ECLI:NL:CRVB:2004:AR6017

Centrale Raad van Beroep

Datum uitspraak
9 november 2004
Publicatiedatum
4 april 2013
Zaaknummer
04/2399 NIOAZ
Instantie
Centrale Raad van Beroep
Type
Uitspraak
Procedures
  • Hoger beroep
Rechters
  • J.M.A. van der Kolk-Severijns
  • P.C. de Wit
Vindplaatsen
  • Rechtspraak.nl
AI samenvatting door LexboostAutomatisch gegenereerd

Intrekking en terugvordering van IOAZ-uitkering wegens niet gemelde werkzaamheden in vennootschap onder firma

In deze zaak gaat het om de intrekking en terugvordering van een IOAZ-uitkering aan appellant, die samen met zijn echtgenote een vennootschap onder firma heeft opgericht. Appellant had eerder een uitkering aangevraagd op basis van de Algemene bijstandswet en het Besluit bijstandverlening zelfstandigen, waarbij hij aangaf volledig arbeidsongeschikt te zijn. De uitkering werd toegekend, maar later beëindigd omdat appellant niet meer als zelfstandige werd beschouwd.

Tijdens een heronderzoek bleek dat appellant en zijn echtgenote sinds 2 januari 2000 een vennootschap onder firma hadden ingeschreven, zonder dit aan de gemeente Amsterdam te melden. Dit leidde tot de conclusie dat appellant de informatieverplichting had geschonden. De Centrale Raad van Beroep bevestigde de eerdere uitspraak van de rechtbank, waarin het bezwaar van appellant tegen de intrekking van de uitkering ongegrond werd verklaard.

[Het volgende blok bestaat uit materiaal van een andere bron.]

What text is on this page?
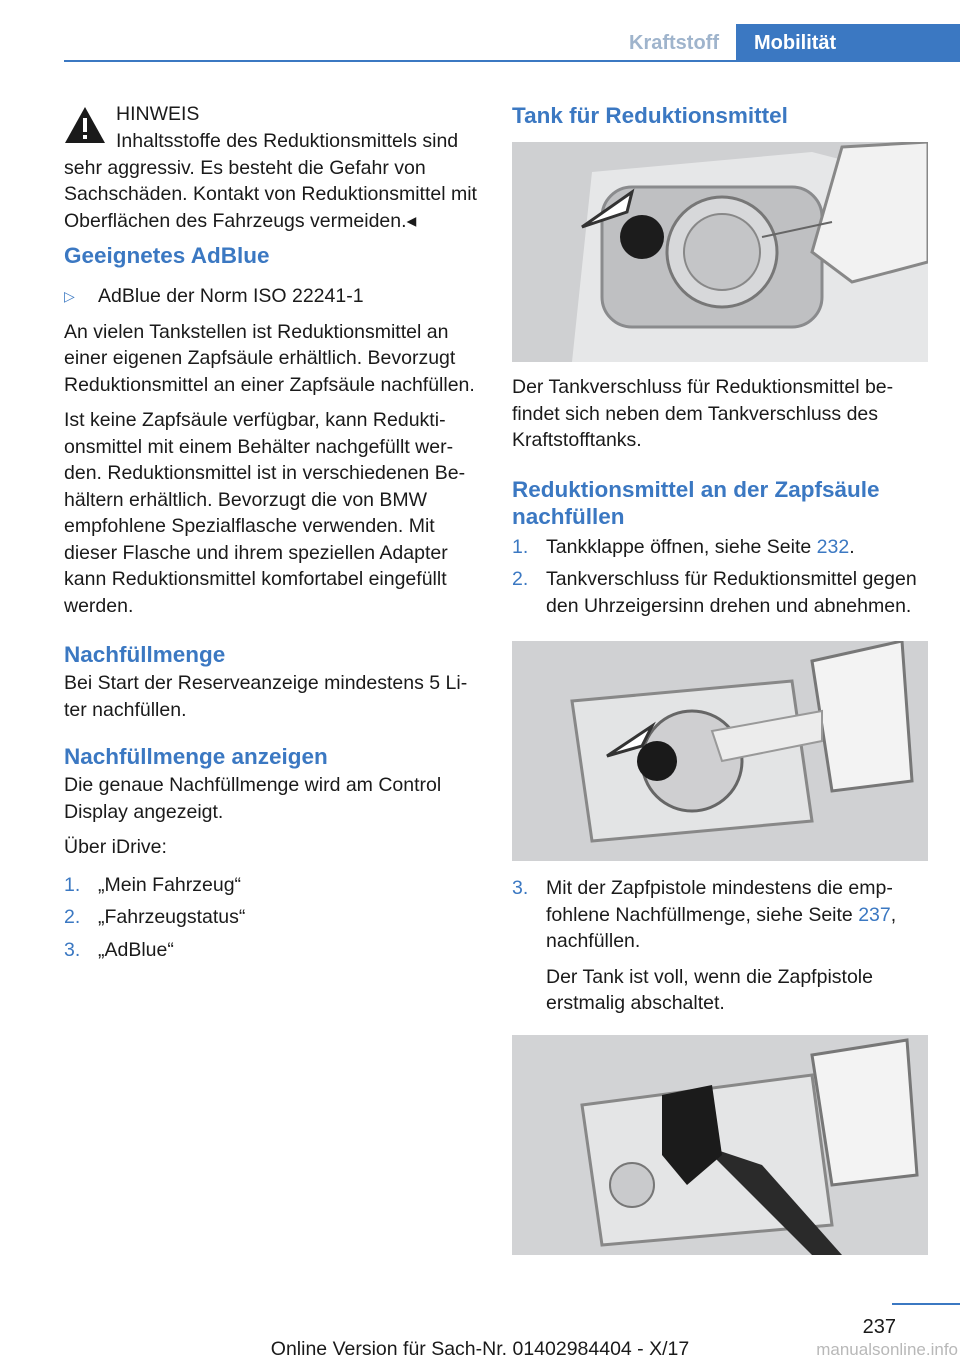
Kraftstoff	Mobilität
HINWEIS

Inhaltsstoffe des Reduktionsmittels sind

sehr aggressiv. Es besteht die Gefahr von Sachschäden. Kontakt von Reduktionsmittel mit Oberflächen des Fahrzeugs vermeiden.◂

Geeignetes AdBlue
▷	AdBlue der Norm ISO 22241-1

An vielen Tankstellen ist Reduktionsmittel an einer eigenen Zapfsäule erhältlich. Bevorzugt Reduktionsmittel an einer Zapfsäule nachfüllen.

Ist keine Zapfsäule verfügbar, kann Reduktionsmittel mit einem Behälter nachgefüllt werden. Reduktionsmittel ist in verschiedenen Behältern erhältlich. Bevorzugt die von BMW empfohlene Spezialflasche verwenden. Mit dieser Flasche und ihrem speziellen Adapter kann Reduktionsmittel komfortabel eingefüllt werden.

Nachfüllmenge

Bei Start der Reserveanzeige mindestens 5 Liter nachfüllen.

Nachfüllmenge anzeigen

Die genaue Nachfüllmenge wird am Control Display angezeigt.

Über iDrive:

1. „Mein Fahrzeug“

2. „Fahrzeugstatus“

3. „AdBlue“

Tank für Reduktionsmittel

Der Tankverschluss für Reduktionsmittel befindet sich neben dem Tankverschluss des Kraftstofftanks.

Reduktionsmittel an der Zapfsäule nachfüllen
1. Tankklappe öffnen, siehe Seite 232.

2. Tankverschluss für Reduktionsmittel gegen den Uhrzeigersinn drehen und abnehmen.

3. Mit der Zapfpistole mindestens die empfohlene Nachfüllmenge, siehe Seite 237, nachfüllen.

Der Tank ist voll, wenn die Zapfpistole erstmalig abschaltet.

237
Online Version für Sach-Nr. 01402984404 - X/17	manualsonline.info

De Raad oordeelde dat de voorwaarden voor terugvordering van de IOAZ-uitkering waren vervuld, en dat er geen dringende redenen waren om van terugvordering af te zien. De beëindiging van de uitkering per 1 september 2001 werd als terecht beschouwd, omdat de inschrijving in het handelsregister en de werkzaamheden van appellant en zijn echtgenote in strijd waren met de voorwaarden voor de IOAZ-uitkering. De Raad concludeerde dat appellant welbewust had gehandeld door de gemeente niet te informeren over zijn gewijzigde situatie, wat leidde tot de intrekking van de uitkering en de terugvordering van eerder betaalde bedragen.

Uitspraak

04/2399 NIOAZ
U I T S P R A A K
in het geding tussen:
[appellant], wonende te [woonplaats], appellant,
en
het College van burgemeester en wethouders van de gemeente Amsterdam, gedaagde.
I. ONTSTAAN EN LOOP VAN HET GEDING
Appellant heeft hoger beroep ingesteld tegen de uitspraak van de rechtbank Amsterdam van 26 april 2004,
reg. nr. 03/442 IOAZ.
Gedaagde heeft een verweerschrift ingediend.
Het geding is behandeld ter zitting van 31 augustus 2004, waar appellant in persoon is verschenen en waar gedaagde zich heeft doen vertegenwoordigen door mr. drs. J.M. Boegborn, werkzaam bij de gemeente Amsterdam.
II. MOTIVERING
De Raad gaat uit van de volgende van belang zijnde feiten en omstandigheden.
Appellant is vanaf 1 juli 1991 als zelfstandige werkzaam geweest in de eenmanszaak [naam eenmanszaak] te [vestigingsplaats]. In 1998 is de eenmanszaak omgezet in een vennootschap onder firma met appellant en zijn echtgenote als vennoten.
Op 28 november 1999/11 januari 2000 heeft appellant een aanvraag om uitkering ingevolge de Algemene bijstandswet (Abw) en het Besluit bijstandverlening zelfstandigen (Bbz) ingediend. Hij heeft daarbij onder meer aangegeven sedert mei 1999 volledig arbeidsongeschikt te zijn en zijn inschrijving in het handelsregister van de Kamer van Koophandel te hebben beëindigd.
Bij besluit van 27 januari 2000 heeft gedaagde appellant van 29 oktober 1999 tot en met 31 december 1999 bijstand ingevolge de Abw en het Bbz toegekend. Die uitkering is beëindigd op de grond dat appellant na laatstgenoemde datum geen zelfstandige in de zin van de wet meer is. Aansluitend is appellant een uitkering ingevolge de Abw toegekend.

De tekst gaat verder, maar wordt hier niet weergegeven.